This Week in Ballista #4

Welcome to the fourth edition of “This Week in Ballista”, a weekly newsletter that summarizes activity in the Ballista Distributed Compute project.

Ballista is a modern distributed compute platform powered by Apache Arrow and primarily implemented in Rust, but designed to provide first-class support for other programming languages, including Python, C++, and Java.

Distributed Query Execution

Distributed query execution is now implemented and has been tested successfully end to end but there is still a little more work to do before this is enabled by default and able to support the benchmarks.

The source for the query planner is here. This is a simple implementation that will be optimized once the benchmark queries are functionally working.

The query planner works by translating a DataFusion physical query plan into a Ballista physical query plan by breaking the plan up into query stages whenever partitioning changes between a parent and child operator. A query stage is represented by the QueryStageExec operator.

A query stage can be executed by distributing the execution across the available executors in the cluster. The output from each partition is streamed to disk on the executor in Arrow IPC format. Future query stages then retrieve these results using a ShuffleReaderExec operator.

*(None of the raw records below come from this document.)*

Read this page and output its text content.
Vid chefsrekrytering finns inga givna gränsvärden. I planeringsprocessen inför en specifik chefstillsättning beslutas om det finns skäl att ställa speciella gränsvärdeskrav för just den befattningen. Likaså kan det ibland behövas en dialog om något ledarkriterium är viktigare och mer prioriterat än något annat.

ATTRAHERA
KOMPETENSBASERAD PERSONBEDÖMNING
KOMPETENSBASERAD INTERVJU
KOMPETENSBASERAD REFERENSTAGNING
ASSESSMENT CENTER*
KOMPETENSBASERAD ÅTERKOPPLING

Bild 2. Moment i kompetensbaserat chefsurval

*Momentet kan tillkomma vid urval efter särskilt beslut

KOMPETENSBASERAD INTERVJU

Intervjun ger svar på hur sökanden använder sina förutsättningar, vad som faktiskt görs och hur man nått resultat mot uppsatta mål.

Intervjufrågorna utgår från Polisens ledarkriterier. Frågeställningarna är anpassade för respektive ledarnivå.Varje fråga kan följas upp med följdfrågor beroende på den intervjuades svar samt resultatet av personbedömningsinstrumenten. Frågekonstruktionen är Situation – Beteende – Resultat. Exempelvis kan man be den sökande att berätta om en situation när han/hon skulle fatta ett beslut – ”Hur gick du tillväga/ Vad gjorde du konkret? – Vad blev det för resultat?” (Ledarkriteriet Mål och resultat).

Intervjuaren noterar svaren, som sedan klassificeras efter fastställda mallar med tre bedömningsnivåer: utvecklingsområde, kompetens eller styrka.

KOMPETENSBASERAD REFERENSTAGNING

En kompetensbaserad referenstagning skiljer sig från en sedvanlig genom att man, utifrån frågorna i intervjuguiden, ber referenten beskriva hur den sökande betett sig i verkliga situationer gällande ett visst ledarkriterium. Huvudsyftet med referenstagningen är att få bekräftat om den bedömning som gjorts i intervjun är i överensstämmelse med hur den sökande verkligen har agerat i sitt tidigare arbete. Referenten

Finally, a CollectExec operator can be executed to retrieve the final result partitions in the client and coalesce them into a single partition.

All of these pieces work and now the following work needs to happen to make this fully usable:

  • The scheduler already has the ability to receive a logical plan and execute a distributed query using the available executors in the cluster, and the Ballista DataFrame::collect method now needs to be updated to use this mechanism instead of sending the logical plan to one executor to be executed in-process with DataFusion (#485).
  • There is still a little more work to do in the serde module to add support for all of the operators and expressions required to support the benchmark queries (multiple issues).
  • The User Guide needs updating to reflect the changes in 0.4.0 (#486).

At the current rate of progress, it is very likely that there will be a 0.4.0 alpha release before the end of the month and at this point it will be easier to have more contributors working on different areas of the project.